I am trying to remove lines from a text file that contains certain words and their variants (I'm afraid it's the correct word) using python.
What I mean by variants:
"Yay","yay",'“Yay','Yay”',"Yay;","Yay?","Yay’s","Yay's",'Yay!','Yay.',"Yay”;"
So, I tried doing it manually using the following code:
infile1 = open("file1.txt",'r')
outfile1 = open("file2.txt",'w')
word_list = ["Yay","yay",'“Yay','Yay”',"Yay;","Yay?","Yay’s","Yay's",'Yay!','Yay.',"Yay”;"]
for line in infile1:
tempList = line.split()
if any((el in tempList for el in word_list)):
continue
else:
outfile1.write(line)
It didn't work out well, some of the words mentioned in word_list
were still present in the output file. There are lots of more word variants to consider (like God, God!, book, Book, books, books? etc).

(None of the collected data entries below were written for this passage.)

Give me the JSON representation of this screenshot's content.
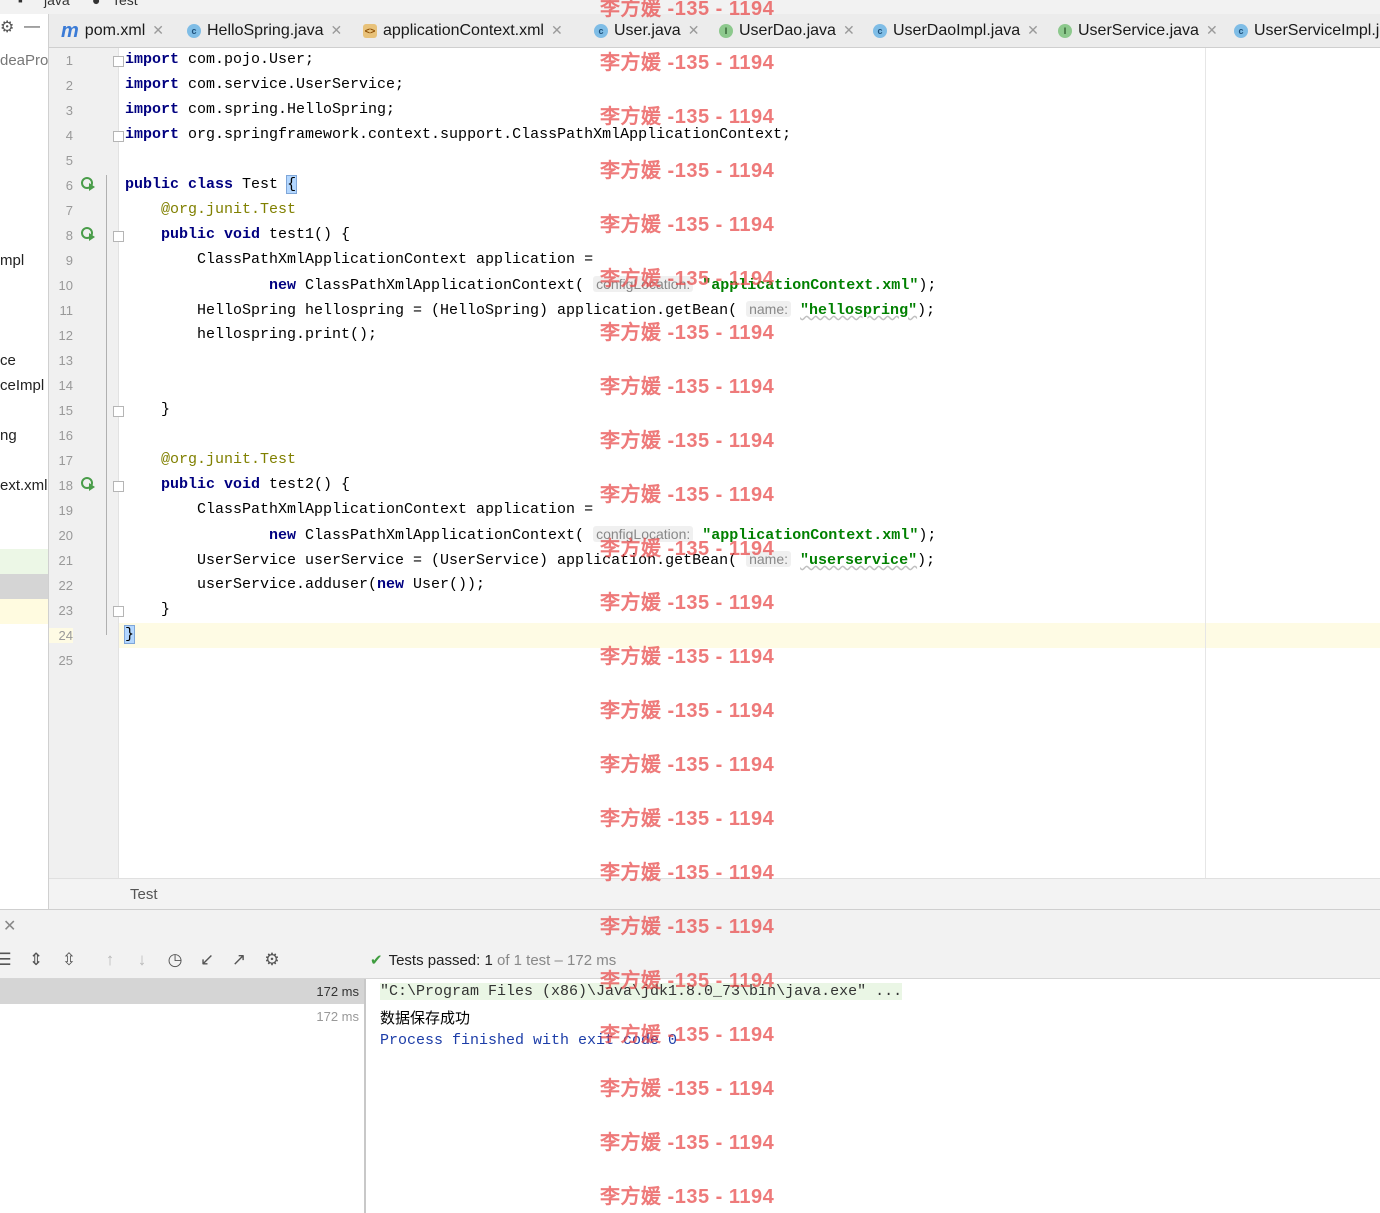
{
  "breadcrumb": {
    "items": [
      "java",
      "Test"
    ]
  },
  "left_pane": {
    "fragments": [
      "deaPro",
      "mpl",
      "ce",
      "ceImpl",
      "ng",
      "ext.xml"
    ]
  },
  "tabs": [
    {
      "label": "pom.xml",
      "icon": "maven-icon"
    },
    {
      "label": "HelloSpring.java",
      "icon": "class-icon"
    },
    {
      "label": "applicationContext.xml",
      "icon": "xml-spring-icon"
    },
    {
      "label": "User.java",
      "icon": "class-icon"
    },
    {
      "label": "UserDao.java",
      "icon": "interface-icon"
    },
    {
      "label": "UserDaoImpl.java",
      "icon": "class-icon"
    },
    {
      "label": "UserService.java",
      "icon": "interface-icon"
    },
    {
      "label": "UserServiceImpl.j",
      "icon": "class-icon"
    }
  ],
  "editor": {
    "line_numbers": [
      "1",
      "2",
      "3",
      "4",
      "5",
      "6",
      "7",
      "8",
      "9",
      "10",
      "11",
      "12",
      "13",
      "14",
      "15",
      "16",
      "17",
      "18",
      "19",
      "20",
      "21",
      "22",
      "23",
      "24",
      "25"
    ],
    "current_line": "24",
    "code": {
      "l1_kw": "import",
      "l1_rest": " com.pojo.User;",
      "l2_kw": "import",
      "l2_rest": " com.service.UserService;",
      "l3_kw": "import",
      "l3_rest": " com.spring.HelloSpring;",
      "l4_kw": "import",
      "l4_rest": " org.springframework.context.support.ClassPathXmlApplicationContext;",
      "l6_kw1": "public",
      "l6_kw2": "class",
      "l6_name": " Test ",
      "l6_brace": "{",
      "l7_at": "@org.junit.",
      "l7_ann": "Test",
      "l8_kw1": "public",
      "l8_kw2": "void",
      "l8_rest": " test1() {",
      "l9": "ClassPathXmlApplicationContext application =",
      "l10_kw": "new",
      "l10_rest": " ClassPathXmlApplicationContext(",
      "l10_hint": "configLocation:",
      "l10_str": "\"applicationContext.xml\"",
      "l10_end": ");",
      "l11": "HelloSpring hellospring = (HelloSpring) application.getBean(",
      "l11_hint": "name:",
      "l11_str": "\"hellospring\"",
      "l11_end": ");",
      "l12": "hellospring.print();",
      "l15": "}",
      "l17_at": "@org.junit.",
      "l17_ann": "Test",
      "l18_kw1": "public",
      "l18_kw2": "void",
      "l18_rest": " test2() {",
      "l19": "ClassPathXmlApplicationContext application =",
      "l20_kw": "new",
      "l20_rest": " ClassPathXmlApplicationContext(",
      "l20_hint": "configLocation:",
      "l20_str": "\"applicationContext.xml\"",
      "l20_end": ");",
      "l21": "UserService userService = (UserService) application.getBean(",
      "l21_hint": "name:",
      "l21_str": "\"userservice\"",
      "l21_end": ");",
      "l22_a": "userService.adduser(",
      "l22_kw": "new",
      "l22_b": " User());",
      "l23": "}",
      "l24": "}"
    }
  },
  "editor_breadcrumb": "Test",
  "run_panel": {
    "status_prefix": "Tests passed:",
    "status_count": "1",
    "status_suffix": "of 1 test – 172 ms",
    "tree_rows": [
      {
        "time": "172 ms"
      },
      {
        "time": "172 ms"
      }
    ],
    "console": {
      "line1": "\"C:\\Program Files (x86)\\Java\\jdk1.8.0_73\\bin\\java.exe\" ...",
      "line2": "数据保存成功",
      "line3": "Process finished with exit code 0"
    }
  },
  "watermark": {
    "text": "李方媛 -135 - 1194",
    "color": "#e84646"
  },
  "colors": {
    "keyword": "#000080",
    "string": "#008000",
    "annotation": "#808000",
    "current_line": "#fefbe4"
  }
}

I was wondering if there is a way to do it more efficiently (with RE may be!).
EDIT 1:
Input: Sample.txt:
I want my book.
I need my books.
Why you need a book?
Let's go read.
Coming to library
I need to remove all the lines containing "book.","books.", "book?"
from my sample.txt file.
Output: Fixed.txt:
Let's go read
Coming to library
NOTE: The original corpus has around 60,000 lines